Im Vorfeld und nach der
Informationsveranstaltung zum Thema "Das Politikum Gustav Frenssen" am 17.
Dezember 2013 im Kulturforum Heide-Ost wurden in der "Dithmarscher
Landeszeitung" zwei Leserbriefe veröffentlicht, in denen die
Autoren eine ideologische Nähe zu Frenssen zum Ausdruck brachten und
dabei aggressiv-rechte Äußerungen tätigten.
Am 9. Dezember schrieb
Walter Höer aus Brunsbüttel auf die Berichterstattung zum Thema "Gustav-Frenssen-Straße" hin:
"In der Mitte des
Artikels fragte ich mich: "Denkt der Leser jetzt, ob hier nur
harmlose Leute tätig sind, die ein Haar in der Suppe suchen, oder
sind es ewig gestrige Weltverbesserer und Nestbeschmutzer?" Am Ende
fragte ich mich: "Hat eine der selbstbewusstesten Nationen der
Erde, in der nicht nur die orthodoxen Fanatiker sich für das
auserwählte Volk halten, es nötig, sich solcher Helfer und Kriecher
zu bedienen?"
Im folgenden nennt Herr
Höer noch die Namen der von ihm so diffamierten Personen: Berndt
Steincke, ehem. Vorsitzender der Stiftung gegen Extremismus und
Gewalt in Heide und dessen Nachfolger Dieter Beuse, Propst Dr.

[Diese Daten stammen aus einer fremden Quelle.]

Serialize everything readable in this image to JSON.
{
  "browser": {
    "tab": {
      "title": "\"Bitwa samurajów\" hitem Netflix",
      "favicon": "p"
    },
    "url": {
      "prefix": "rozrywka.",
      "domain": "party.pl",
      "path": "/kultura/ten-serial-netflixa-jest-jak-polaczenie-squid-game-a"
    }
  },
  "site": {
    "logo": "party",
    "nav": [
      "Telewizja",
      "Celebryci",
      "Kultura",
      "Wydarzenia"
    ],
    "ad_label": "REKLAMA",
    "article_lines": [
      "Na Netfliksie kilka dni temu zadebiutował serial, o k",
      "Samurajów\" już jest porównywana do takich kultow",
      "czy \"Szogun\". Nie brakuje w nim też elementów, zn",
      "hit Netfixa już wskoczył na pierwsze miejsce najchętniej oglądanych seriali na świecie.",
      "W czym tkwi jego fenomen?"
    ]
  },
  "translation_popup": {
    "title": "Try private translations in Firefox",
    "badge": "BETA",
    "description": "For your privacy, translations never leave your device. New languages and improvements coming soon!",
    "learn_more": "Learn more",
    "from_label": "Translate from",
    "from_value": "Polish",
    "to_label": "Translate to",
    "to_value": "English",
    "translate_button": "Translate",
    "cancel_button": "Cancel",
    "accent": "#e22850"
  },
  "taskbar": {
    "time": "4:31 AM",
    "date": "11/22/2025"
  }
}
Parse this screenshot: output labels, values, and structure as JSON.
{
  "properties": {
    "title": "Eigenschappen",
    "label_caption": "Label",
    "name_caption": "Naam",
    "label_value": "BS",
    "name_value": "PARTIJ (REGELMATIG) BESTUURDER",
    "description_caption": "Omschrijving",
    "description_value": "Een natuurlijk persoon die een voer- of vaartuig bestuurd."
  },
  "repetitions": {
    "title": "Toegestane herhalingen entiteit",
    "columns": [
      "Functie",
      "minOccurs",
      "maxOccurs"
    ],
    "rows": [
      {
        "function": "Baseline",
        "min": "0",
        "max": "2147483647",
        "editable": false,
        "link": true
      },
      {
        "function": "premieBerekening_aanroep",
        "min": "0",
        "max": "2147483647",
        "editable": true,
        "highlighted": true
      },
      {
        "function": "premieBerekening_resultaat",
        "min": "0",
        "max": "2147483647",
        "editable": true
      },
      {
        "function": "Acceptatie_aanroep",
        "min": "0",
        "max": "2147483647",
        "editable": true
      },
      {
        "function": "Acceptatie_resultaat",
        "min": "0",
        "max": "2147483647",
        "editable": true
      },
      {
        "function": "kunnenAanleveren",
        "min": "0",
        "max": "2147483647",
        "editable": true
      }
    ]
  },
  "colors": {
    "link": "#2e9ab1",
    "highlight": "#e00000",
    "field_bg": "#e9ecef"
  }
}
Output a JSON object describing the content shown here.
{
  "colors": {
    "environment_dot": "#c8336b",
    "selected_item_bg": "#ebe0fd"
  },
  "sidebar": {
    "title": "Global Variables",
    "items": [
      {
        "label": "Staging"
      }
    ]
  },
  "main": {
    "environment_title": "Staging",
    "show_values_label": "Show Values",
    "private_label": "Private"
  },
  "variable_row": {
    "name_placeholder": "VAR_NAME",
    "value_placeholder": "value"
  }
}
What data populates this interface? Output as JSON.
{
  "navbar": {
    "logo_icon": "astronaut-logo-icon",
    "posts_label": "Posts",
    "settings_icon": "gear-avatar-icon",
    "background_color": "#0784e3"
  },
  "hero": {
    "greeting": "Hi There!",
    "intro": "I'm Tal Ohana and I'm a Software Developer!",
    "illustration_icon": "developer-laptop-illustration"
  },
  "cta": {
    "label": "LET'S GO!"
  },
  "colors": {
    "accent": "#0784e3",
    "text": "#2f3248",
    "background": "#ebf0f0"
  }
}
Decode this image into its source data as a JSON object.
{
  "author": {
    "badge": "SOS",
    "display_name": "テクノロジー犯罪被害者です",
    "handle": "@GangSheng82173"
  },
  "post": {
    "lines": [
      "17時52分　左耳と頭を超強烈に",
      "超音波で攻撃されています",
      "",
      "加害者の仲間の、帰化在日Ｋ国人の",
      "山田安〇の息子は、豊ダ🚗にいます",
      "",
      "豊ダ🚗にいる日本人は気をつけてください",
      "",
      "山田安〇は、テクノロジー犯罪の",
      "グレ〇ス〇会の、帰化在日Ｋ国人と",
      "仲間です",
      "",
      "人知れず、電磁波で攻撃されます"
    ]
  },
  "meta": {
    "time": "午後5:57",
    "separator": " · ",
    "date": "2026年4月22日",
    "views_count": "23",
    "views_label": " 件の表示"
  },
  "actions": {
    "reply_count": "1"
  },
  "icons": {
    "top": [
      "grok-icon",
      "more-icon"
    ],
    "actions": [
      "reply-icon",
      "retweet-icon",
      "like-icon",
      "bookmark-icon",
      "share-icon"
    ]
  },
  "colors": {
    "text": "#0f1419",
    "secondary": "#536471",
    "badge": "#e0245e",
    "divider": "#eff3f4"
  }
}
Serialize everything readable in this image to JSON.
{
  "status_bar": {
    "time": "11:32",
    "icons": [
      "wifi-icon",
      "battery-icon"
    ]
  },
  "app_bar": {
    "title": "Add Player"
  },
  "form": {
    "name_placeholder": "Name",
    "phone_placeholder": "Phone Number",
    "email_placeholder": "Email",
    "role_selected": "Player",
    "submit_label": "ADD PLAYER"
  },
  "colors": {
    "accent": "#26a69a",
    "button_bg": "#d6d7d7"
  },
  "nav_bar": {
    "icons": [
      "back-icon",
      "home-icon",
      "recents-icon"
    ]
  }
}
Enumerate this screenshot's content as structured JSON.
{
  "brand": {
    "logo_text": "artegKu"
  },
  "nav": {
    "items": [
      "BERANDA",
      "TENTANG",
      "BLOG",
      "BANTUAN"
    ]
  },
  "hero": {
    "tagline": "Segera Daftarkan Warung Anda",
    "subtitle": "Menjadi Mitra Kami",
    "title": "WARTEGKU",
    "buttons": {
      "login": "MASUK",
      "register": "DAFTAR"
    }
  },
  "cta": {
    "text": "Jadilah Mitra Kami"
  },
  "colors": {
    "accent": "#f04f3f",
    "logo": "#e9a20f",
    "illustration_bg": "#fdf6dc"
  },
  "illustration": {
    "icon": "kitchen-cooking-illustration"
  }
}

Andreas Crystall, und Geschichtslehrer Dr. Matthias Duncker, die am
derzeitigen Frenssen-Projekt beteiligt sind und schimpft sie
nochmals (in einer rhetorischen Frage) "Bilderstürmer und Bücherverbrenner".
Schlimmer als diese
Diffamierungen sind die tiefsitzenden antisemtischen Affekte. In der
geistigen Nachfolge der "
Protokolle der Weisen von Zion"
unterstellt Herr Höer dem Staat Israel, bzw. den Juden (= "... eine der
selbstbewußtesten Nationen", "... sich für auserwähltes Volk
halten") eine (aktive) Rolle in der Heide Straßen-Umbenennungs-Debatte zu spielen. Eben
diese Behauptung einer Verschwörung eines "
internationalen Weltjudentums" ist eine der klassischen, auch im
Nationalsozialismus gepflegten antisemitischen Diffamierungen: Sogar
in die Angelegenheiten provinzieller norddeutscher Kleinstädte mischten "sie" sich ein, mittels
williger deutscher "Helfer", "Kriecher" und "Nestbeschmutzer".
Im folgenden hetzt Herr Höer noch
gegen die Erziehung "unsere[r] Einzel- und Verwöhntkinder" und
verlangt:
"... dass man unsere ausländischen Einwanderer, die gerne
bei uns bleiben möchen, davon überzeugt, dass sie ausschließlich
hier ihre Heimat sehen und unsere Sitten und Gebräuche
respektieren."
Den Topos des rechtschaffenen Bürgers
bedienend, sind für Herrn Looft die Initiatoren der
Umbenennungs-Debatte "Müßiggänger, die wohl sonst nichts
Ordentliches mit ihrer Zeit anzufangen wissen". Es folgt ein
sehr allgemeiner Angriff auf Propst Dr. Crystall und "die Kirche", der von Unkenntnis, Unwahrheiten und
Lügen strotzt:
"Aber warum mischt Propst Crystall
mit? Warum mahnt unser Propst nur den Antisemitismus in der NS-Zeit
an und will deswegen Gustav Frenssen aufarbeiten und nachholen,
blendet aber 2000 Jahre Judenverfolgung von Kirche und Christen aus?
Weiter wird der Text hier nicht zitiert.